There's a good reason for this change of schedule. Today is the 193rd birthday of the longest-reigning female monarch in the history of the world -- Her Imperial Majesty Victoria, Queen of the United Kingdom of Great Britain and Ireland and Empress of India (not to mention Princess of Hanover and Princess of Saxe-Coburg and Gotha), who reigned over the British Empire for 63 years, 7 months, and 2 days.
Queen Victoria and her husband, Prince Albert, are popularly viewed as having been major prudes. In Victorian England, the better sort used the word "limb" in mixed company -- "leg" was deemed a bit racy. The first two lines of "Victoria" allude to Victorian morality:
|The young Queen Victoria|
Long ago life was clean
Sex was bad and obscene
But Victoria and Albert had nine children, despite Victoria's aversion to being pregnant and her disgust with breast-feeding. As this excerpt from her diary entry about her wedding night indicates, Victoria couldn't resist Albert's manly charms:
I NEVER, NEVER spent such an evening!!! MY DEAREST DEAREST DEAR Albert . . . his excessive love & affection gave me feelings of heavenly love & happiness I never could have hoped to have felt before! He clasped me in his arms, & we kissed each other again & again!
In other words, Albert shagged her rotten! (Oh behave, Vicky!)
If there were such a thing as a Mount Rushmore for "British Invasion" bands, the Kinks (along with the Beatles, Rolling Stones, and Who) would be on it. The Kinks were the most English of those groups -- Pete Townshend described them as "quintessentially English" -- and you can learn a lot about British history and culture from their music.
|Prince Albert in 1842|
"Victoria" is the first track on Arthur (or the Decline and Fall of the British Empire), a 1969 concept album that was created to be the soundtrack to a never-produced television play.
The title character of the album, Arthur Morgan, is a middle-aged working-class Englishman who lost one son in the Korean War, and whose other son is taking his family to Australia in hopes of having a better life.
The album is nostalgic in tone, and songs about the glory days of 19th-century England ("Victoria"), the terrible slaughter of World War I ("Some Mother's Son"), the resolve of the British people during World War II ("Mr Churchill Says"), and the fear and anxiety about the future that was felt by superficially comfortable suburbanite homeowners in the difficult years that followed that war ("Shangri-La," the greatest rock song ever written about the concerns of middle-aged adults).
The lines quoted above list some of the better-known appendages of the British Empire during Victoria's reign. The British also ruled the Bahamas, British Guiana, British Honduras, Burma, Ceylon, Cyprus, Fiji, Gambia, Gibraltar, the Gold Coast, Jamaica, Kenya, Malaysia, Malta, New Zealand, Nigeria, Rhodesia, Sierra Leone, South Africa, Tanzania, Uganda, and many, many other places.
Today the British Empire includes only the United Kingdom (England, Scotland, Wales, and Northern Ireland) and the 14 British Overseas Territories.
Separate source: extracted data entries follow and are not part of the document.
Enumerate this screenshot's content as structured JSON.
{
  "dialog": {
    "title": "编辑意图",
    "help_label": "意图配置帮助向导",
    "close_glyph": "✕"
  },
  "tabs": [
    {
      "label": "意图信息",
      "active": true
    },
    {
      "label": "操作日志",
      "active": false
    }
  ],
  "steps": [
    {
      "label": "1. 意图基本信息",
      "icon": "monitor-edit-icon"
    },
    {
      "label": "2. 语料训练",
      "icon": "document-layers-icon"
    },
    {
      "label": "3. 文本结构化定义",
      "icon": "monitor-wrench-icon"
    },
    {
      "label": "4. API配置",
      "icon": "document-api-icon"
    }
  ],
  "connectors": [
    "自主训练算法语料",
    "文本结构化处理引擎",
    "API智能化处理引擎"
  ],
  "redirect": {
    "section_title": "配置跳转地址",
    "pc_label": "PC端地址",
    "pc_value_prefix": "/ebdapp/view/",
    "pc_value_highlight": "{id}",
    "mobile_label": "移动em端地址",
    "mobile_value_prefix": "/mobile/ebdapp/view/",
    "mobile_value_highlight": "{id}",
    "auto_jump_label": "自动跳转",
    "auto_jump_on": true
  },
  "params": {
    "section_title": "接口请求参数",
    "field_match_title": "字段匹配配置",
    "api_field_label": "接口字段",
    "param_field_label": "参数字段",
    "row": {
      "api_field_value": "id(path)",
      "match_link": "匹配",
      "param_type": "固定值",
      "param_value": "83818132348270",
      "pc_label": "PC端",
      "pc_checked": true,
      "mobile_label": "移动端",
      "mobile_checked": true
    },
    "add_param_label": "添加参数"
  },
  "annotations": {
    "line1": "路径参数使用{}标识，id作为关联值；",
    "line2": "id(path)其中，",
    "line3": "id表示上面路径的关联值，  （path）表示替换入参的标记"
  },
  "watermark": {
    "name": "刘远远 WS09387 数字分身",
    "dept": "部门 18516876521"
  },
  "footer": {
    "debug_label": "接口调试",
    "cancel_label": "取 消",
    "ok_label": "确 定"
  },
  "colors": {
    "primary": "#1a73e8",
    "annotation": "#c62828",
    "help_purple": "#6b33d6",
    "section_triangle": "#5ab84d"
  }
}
Those territories encompass a land area of some 667,000 square miles -- about the same as the area covered by France, Germany, Italy, and Japan.
That may sound pretty impressive, but all but 7000 of those 667,000 square miles consists of the British Antarctic Territory (which has a summer population of some 400 souls, and a winter population of 50). The other 13 territories include Bermuda, the British Virgin Islands, the Cayman Islands . . . well, you get the picture. There are some nice places on that list to be sure, but it ain't much of an empire.)